Die erste schlechte Nachricht kam Anfang Juni aus heiterem Himmel. Die Geschäftsführung des Nachrichtenportals origo.hu verkündete in einer knappen Pressemitteilung, dass sie sich mit sofortiger Wirkung vom Chefredakteur trennt. Origó gilt seit Jahren als das größte Online-Magazin in Ungarn und als eines der wenigen seriösen Medien, die einem überwiegend urbanen Publikum unabhängige und oft kritische Berichterstattung anbieten. Genau wie die direkte Konkurrenz index.hu hat sich Origó vor allem durch exklusive Geschichten, interessante Hintergrundstücke und erfolgreiche Experimente mit Multimedia einen Namen gemacht.

Große Leserschaft

Mit ihrer Unabhängigkeit und ihren innovativen Formaten sicherten sich die beiden Nachrichtenmagazine eine Leserschaft, die um ein vielfaches größer ist als die der klassischen Medien. So hatte Origó seit Jahresanfang im Durchschnitt fast 580.000 einzelne Besucher jeden Tag und landete damit auf dem dritten Platz in der Rangliste aller Webseiten landesweit. Index kommt mit seinen 500.000 täglichen Besuchern dahinter, während die elektronischen Ausgaben der großen Tageszeitungen gerade mal von 80–90.000 Personen am Tag besucht werden. Noch kleiner ist die Printauflage dieser Traditionsblätter: Die linke, regierungskritische Népszabadság (Volksfreiheit) verkauft täglich nur noch 48.000 Exemplare, die rechtskonservative Magyar Nemzet (Die Ungarische Nation) liegt bei 38.000. Selbst Blikk, das größte Boulevardblatt, erreicht mittlerweile weniger als 150.000 Käufer jeden Tag.
Sáling, erst seit Oktober vergangenen Jahres Chefredakteur bei Origó, galt unter seinen Mitarbeitern als erfahrener, professioneller Journalist, der eine Vision über die Zukunft der Online-Medien hatte und die gute Entwicklung seines Magazins weiter vorantreiben wollte. Umso größer war die Aufregung in der Redaktion, als die Nachricht eintraf, dass Sáling gehen muss.
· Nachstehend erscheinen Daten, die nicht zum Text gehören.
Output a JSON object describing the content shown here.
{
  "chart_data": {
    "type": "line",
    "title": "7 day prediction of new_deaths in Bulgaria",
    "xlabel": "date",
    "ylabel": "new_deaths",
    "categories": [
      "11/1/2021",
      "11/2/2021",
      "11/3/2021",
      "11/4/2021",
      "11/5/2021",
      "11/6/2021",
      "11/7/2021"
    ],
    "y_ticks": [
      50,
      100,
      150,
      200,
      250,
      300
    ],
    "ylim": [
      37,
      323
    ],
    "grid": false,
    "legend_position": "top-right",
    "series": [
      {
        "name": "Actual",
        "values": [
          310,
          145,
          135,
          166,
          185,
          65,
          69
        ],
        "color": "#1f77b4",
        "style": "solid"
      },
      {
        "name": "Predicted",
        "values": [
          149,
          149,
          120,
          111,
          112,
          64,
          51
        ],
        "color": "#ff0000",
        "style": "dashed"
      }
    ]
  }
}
Auf einer Sitzung mit der Geschäftsführung seien seitens der Redakteure „laute und unmissverständliche Worte“ in den Mund genommen worden, berichten mehrere interne Quellen. Origó-Journalisten sind überzeugt, dass die Eigentümerin Magyar Telekom Sáling entließ, weil sie ihre marktführende Position nicht riskieren wollte. Denn der Vorfall kam unmittelbar nachdem das Portal aufgedeckt hatte, dass Viktor Orbáns Kanzleichef, János Lázár, in einen Spesenskandal verwickelt ist. Der 39-jährige Politiker ist stellvertretender Vorsitzender der Regierungspartei Fidesz, er gehört zum engen Kreis des Ministerpräsidenten und wird sogar als dessen möglicher Nachfolger gehandelt. Als Kanzleichef koordiniert er die Geheimdienste, die Personalpolitik und die Kommunikation innerhalb des Kabinetts sowie etliche andere Bereiche, die Orbán in den letzten Jahren zur Chefsache erklärte. Indessen zeigte Origós investigatives Stück deutlich, dass Lázár für seine Dienstreisen in mehrere europäische Metropolen Spesen in Höhe von mehr als einer halben Million Euro in Anspruch genommen hatte. So kostete allein ein zweitägiger Aufenthalt in London rund 200.000 Euro. Aus den Hotelrechnungen ist zu entnehmen, dass der Kanzleichef stets mit Begleitung eincheckte. Nachdem die Geschichte die Runde in den Medien machte, kündigte Lázár an, dass er auf die Spesen verzichte, obwohl die Erstattung sein gutes Recht sei. Gleichzeitig weigerte er sich, weitere Details der Affäre zu nennen.

Druck standgehalten

Unmittelbar danach soll Lázár beschlossen haben, „etwas gegen Origó zu unternehmen“, berichteten ungarische Medien, die sich dabei auf Quellen aus Regierungskreisen berufen. Origó-Redakteure bestätigen, dass die Kanzlei des Ministerpräsidenten auch in der Vergangenheit immer wieder versucht hatte, Druck auf die Geschäftsführung auszuüben, um unangenehme Berichterstattung zu verhindern. Chefredakteur Sáling soll jedoch die Andeutungen aus der Chefetage der Magyar Telekom weitgehend ignoriert haben. „Wir wussten, dass es mit dem oder dem Text ein Problem gab. Aber dann passierte weiter nichts“, sagt einer der Redakteure, der nicht namentlich genannt werden möchte.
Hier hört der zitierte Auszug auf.